Newcomers, 14 in all, join squad for reasons such as competing, just staying in shape

12:00 AM, Dec. 03, 2012 EST

In 2010, Jay Mattlin began coaching a team of just eight Bloom-Carroll swimmers. Now in his third year, the team is three times as large.

The 2012 squad is up to 24 students and Mattlin attributes the growth, in part, to the sports welcoming nature.

"Everybody finds swimming fun, it's a fun, competitive sport," he said. "I have kids this year who have never played another sport in their life and they are really enjoying it. You don't have to be an amazing swimmer already to be on the high school swim team."

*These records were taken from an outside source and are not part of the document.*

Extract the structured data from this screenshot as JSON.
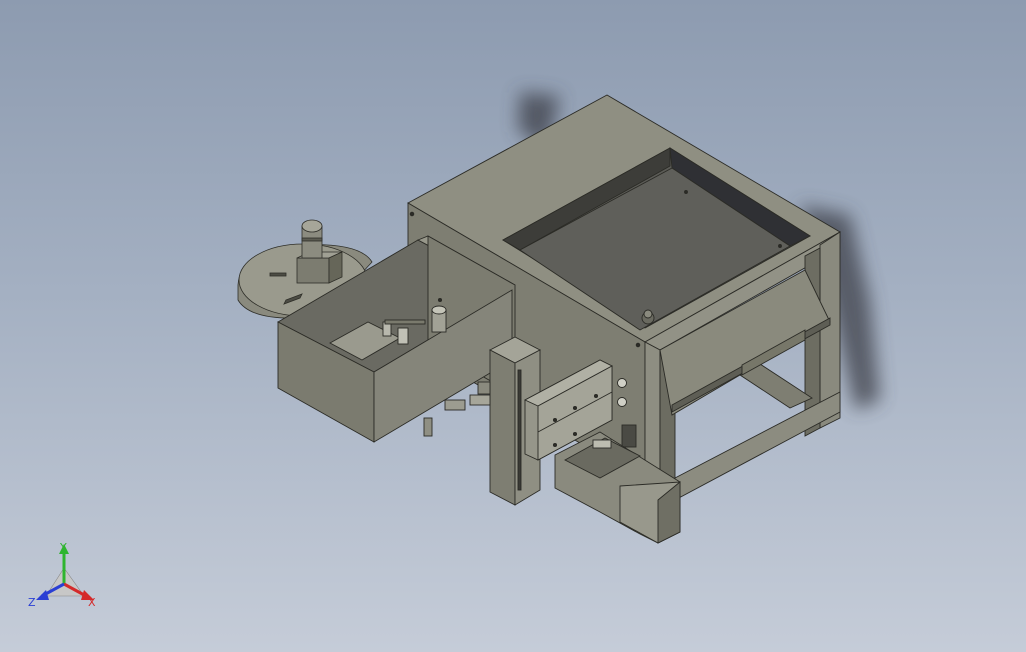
{
  "viewport": {
    "background_top": "#8d9bb0",
    "background_bottom": "#c5ccd8"
  },
  "model": {
    "body_color": "#87877a",
    "shadow_color": "#3e4048"
  },
  "triad": {
    "y_label": "Y",
    "x_label": "X",
    "z_label": "Z",
    "y_color": "#2fb52f",
    "x_color": "#d42a2a",
    "z_color": "#2a3fd4"
  }
}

Bloom-Carroll lost just five of its 15 swimmers from last year's team. The wealth of novices -- 14 in all -- has affected how Mattlin structures practice. So far this season, he has allowed his returning swimmers to execute a prescribed workout on their own while he helps his the newcomers learn proper technique for different strokes, he said.

Bloom-Carroll Athletic Director Chad Little said he couldn't identify a clear reason for the growth, but could divide the team into two groups.

"I think it's one of those activities that it is an opportunity to stay in shape and learn something new and they are going to get a chance to compete," Little said. "We have some kids that take it very seriously, and then we have the other sub group that it is an opportunity to stay in shape and be a part of the school."

The fact the swim team does not conduct tryouts or make cuts allows for a range of ability levels. It also allows athletes who participate in multiple sports, a common practice at the modestly-sized school, to use swimming as a way to stay in shape for their other pursuits. Mattlin said he has several soccer players this season and has had baseball players in previous years.

"What several of them are learning is being in swim shape is completely different than being in shape for other sports," he said. "It does keep you in shape, but it's a whole different form of athleticism."

Now three years into the job, Mattlin said he suspects the growth has neared it's plateau. Although he thinks some of his swimmers can make the state meet, he has more modest goals for the rest of the team.

"My expectations for my first-year swimmers are just that they get something out of it," Mattlin said. "My goal for a lot of them is just to do as well as they can and be competitive against the other schools."